Biden’s lower-key presence in daily life makes it easier to forget that Democrats’ mainstream faction runs right up to the top of the ticket. Few figures in modern politics are as uniquely emblematic of the center-left’s welcoming, empathetic, and pragmatic orientation than President Biden himself.
The president gets a rough shake from those to his right and left. Every gaffe or slip-up, no matter how small, becomes bad-faith primetime fodder for Fox News. Every instance of insufficient progressivism is met with an entitled sense of anger and betrayal (and often a tweetstorm) from the Online Left.

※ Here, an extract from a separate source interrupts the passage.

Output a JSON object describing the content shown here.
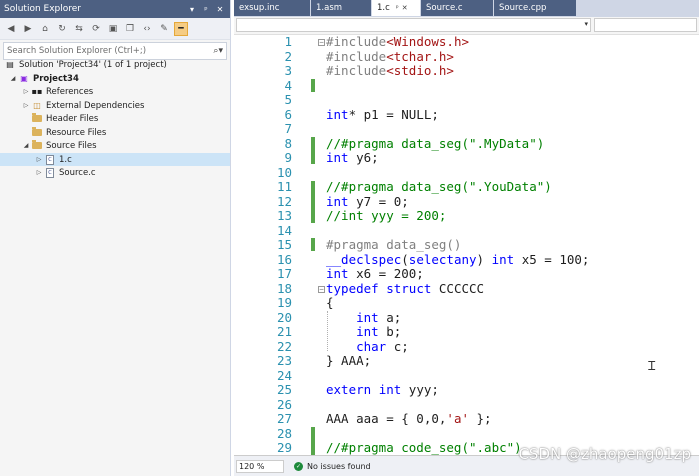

Through it all, Biden has kept his head down and delivered a slate of mainstream wins for the country — from the American Rescue Plan to Justice Ketanji Brown Jackson to the Bipartisan Infrastructure Bill to the Inflation Reduction Act — with razor-thin margins in both Houses of Congress.
Joe Biden has become one of the most effective presidents in recent history not just by his approach to policy but by his demeanor — by being empathetic, optimistic, and patriotic to his core.
We will continue to hear about the president’s pivot to the pragmatic center through policy. We should keep in mind there is much to learn from the person, too.